I have written about this feeling probably hundreds of times on this website, and in about as many ways, what with me feeling it so frequently . . . which is to say: that I know I’m dreaming, and that this is my dream, or at the very least I am someone else’s dream who knows that they are in a dream. Sometimes I pretty comfortable with whatever my life is, because I know more or less who or what I am, and all the people around me, and the place I am in, and so on. There seems to be some sort of cohesion or harmony to it that is reassuring to me. But then something invisibly changes in and around me, and I start to feel like a stranger in my own life. It comes on gradually and I never quite know what triggers it. It makes me feel as though I’m in that Twilight Zone episode where the guy is walking around in the empty town and seeing little signs of people having just been there, like a steaming cup of coffee or a lit cigarette, or whatever, only he can never find anyone but himself. It is not a good feeling! It is a very lonely feeling. I find that I am the only consistent part of my reality and all other people and things feel wholly alien to me, as though I, Ryan, woke up one morning in a completely different place in a completely different life. It resembles the life I thought was mine, but something feels off. I’ll think: This isn’t my life . . . it must be someone else’s. I got switched around, or something. The other Ryan is in my world, and I’m in the other Ryan’s world.
I am in a dream that feels like my old dream, but it is not the same dream. And I feel like I’ll never know for sure, because a dream builds on itself. As long as I stay asleep, it will continue to build in every direction. If I turn a corner, I do not step out into nothingness. No, the dream expands and creates a new street. I keep walking and the city keeps growing just beyond my sight.

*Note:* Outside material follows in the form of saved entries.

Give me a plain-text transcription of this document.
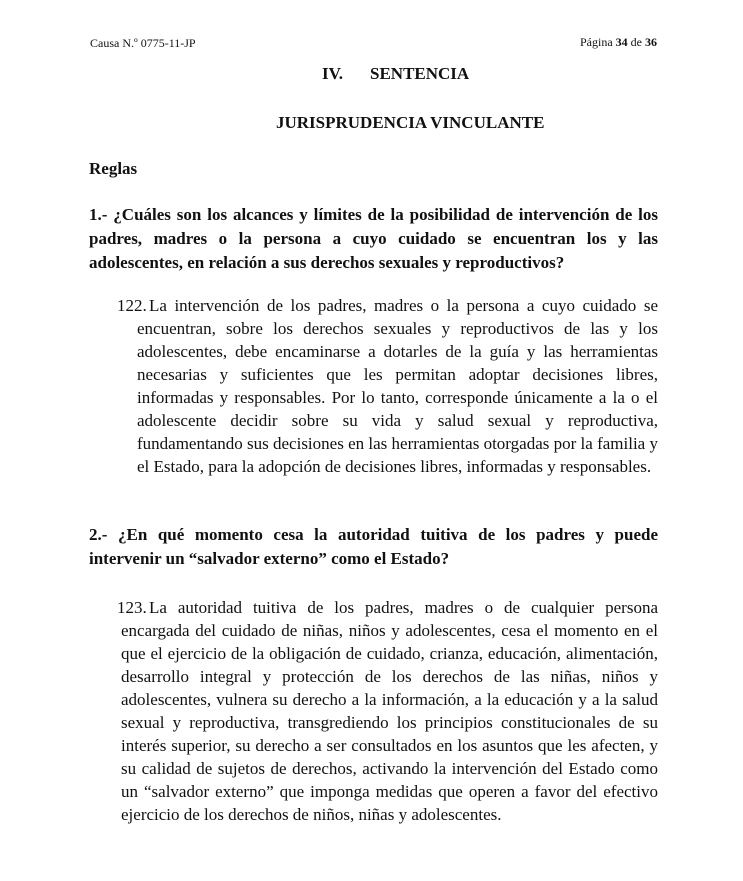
Causa N.º 0775-11-JP	Página 34 de 36
IV. SENTENCIA
JURISPRUDENCIA VINCULANTE
Reglas
1.- ¿Cuáles son los alcances y límites de la posibilidad de intervención de los padres, madres o la persona a cuyo cuidado se encuentran los y las adolescentes, en relación a sus derechos sexuales y reproductivos?
122. La intervención de los padres, madres o la persona a cuyo cuidado se encuentran, sobre los derechos sexuales y reproductivos de las y los adolescentes, debe encaminarse a dotarles de la guía y las herramientas necesarias y suficientes que les permitan adoptar decisiones libres, informadas y responsables. Por lo tanto, corresponde únicamente a la o el adolescente decidir sobre su vida y salud sexual y reproductiva, fundamentando sus decisiones en las herramientas otorgadas por la familia y el Estado, para la adopción de decisiones libres, informadas y responsables.
2.- ¿En qué momento cesa la autoridad tuitiva de los padres y puede intervenir un “salvador externo” como el Estado?
123. La autoridad tuitiva de los padres, madres o de cualquier persona encargada del cuidado de niñas, niños y adolescentes, cesa el momento en el que el ejercicio de la obligación de cuidado, crianza, educación, alimentación, desarrollo integral y protección de los derechos de las niñas, niños y adolescentes, vulnera su derecho a la información, a la educación y a la salud sexual y reproductiva, transgrediendo los principios constitucionales de su interés superior, su derecho a ser consultados en los asuntos que les afecten, y su calidad de sujetos de derechos, activando la intervención del Estado como un “salvador externo” que imponga medidas que operen a favor del efectivo ejercicio de los derechos de niños, niñas y adolescentes.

When I am alone in my apartment at night with the curtains closed, it doesn’t feel like anything else is happening outside of it. It feels like I am floating around inside a capsule in the vacuum of space and my own thoughts are all I have to prove to myself that I am still alive, and even then. Does your awareness of yourself really ever “”prove”” anything though? It doesn’t feel like enough anymore.
I don’t know what I’m saying. I feel sick is all. I feel pretty lonely. Everyone I want to be around is far away from me right now. And I’m just trapped here in this plastic little apartment in this plastic little city with this plastic little job, and on and on. If this is reality then it is a bad reality. I used to feel sentimental about some of the things in my life, but now I don’t know what I’m looking at anymore. I’m looking at someone else’s life. I hold it up to my face and I feel nothing about it except that it isn’t the thing I thought it was, and it definitely doesn’t feel familiar. If it was a dream then I prefer the dream to this.
Philip K. Dick:
In comparison to my life in the inter-connected dreams, this life is lonely and phony and worthless; unfit for an intelligent and educated person. Where are the roses? Where is the lake? Where is the slim, smiling, attractive woman coiling and tugging the green garden hose? The person that I am now, compared with the person in the dream, has been baffled and defeated and only supposes he enjoys a full life. In the dreams, I see what a full life really consists of, and it is not what I really have.